Primeira banalidade: a ficção realista é sempre ultrapassada pela realidade, trate-se de um ambiente concentracionário na floresta amazónica
(A Selva, de Ferreira de Castro)
, uma migração colectiva na América da Grande Depressão (
As Vinhas da Ira, de John Steinbeck) ou uma exploração mineira em França (
Germinal, de Émile Zola).
Se Isto É um Homem, de 1947, é um relato verídico de um sobrevivente, escrito ao longo de mais de um ano, tão intensamente vivo como profundamente meditado. E, por isso, o horror pôde ser descrito com objectividade, a benefício da narrativa, que não se deixa seduzir pela magnitude do tema (a vivência do próprio autor no infame campo de Auschwitz, até à libertação pelas tropas soviéticas, em Janeiro de 1944), conduzindo a narrativa porventura com uma grandiloquência que só a prejudicaria. Como Levi é um grande escritor, serve o texto com absoluta mestria, num estilo contido e recurso frequente a frases curtas, remates de períodos que nos deixam k.o.

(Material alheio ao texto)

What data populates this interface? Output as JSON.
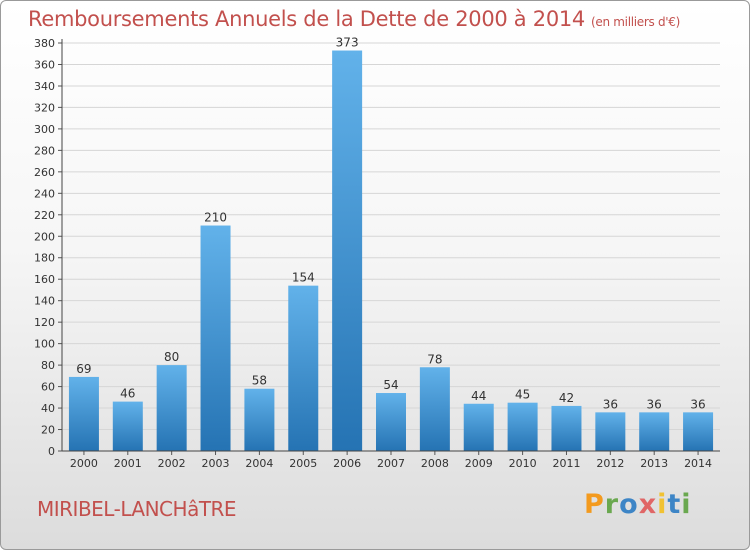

Se Isto É um Homem: a condição simultaneamente trágica e patética do bicho-homem que conhecemos de nós próprios, mas que aqui outrém -- o autor -- revela. E, embora revelando-se, apenas o faz parcialmente, pois o autor/narrador fala de um eu que só em determinados e ocasionais momentos o é, porque do que se trata é a confirmação à outrance, e pelos meios conhecidos, do desiderato dos alemães nesta perseguição insana: a de retirar os judeus da humanidade -- não apenas exterminando-os, mas, naqueles que não eram desde logo executados, esvaziando-os dessa mesma humanidade, como que para comprovar teorias rácicas tão dementes quanto extraordinariamente estúpidas (um racista biológico, quando não for um doido varrido, será sempre um cretino, ignorante e por vezes perigoso).
à margem, mas a propósito
Outro lugar-comum, que por o ser não é menos verdadeiro, é o da natureza excepcionalmente maligna do feixe de ideias imbecil e mal cozinhado que foi o nacional socialismo, pior do que o estalinismo, na medida em que este, entre outras coisas, pintava o despotismo com as cores do humanismo (como embuste, talvez nada lhe leve a palma); o nazismo, pelo contrário, não ocultou a sua natureza degeneradamente maligna: a da suposta e absurda existência de uma raça superior, doutras inferiores, e até de uma categoria que estava abaixo da humanidade e que havia que exterminar, não sem antes ser sugada, metodicamente, pelo trabalho até à exaustão, com rigor e cultura germânicos.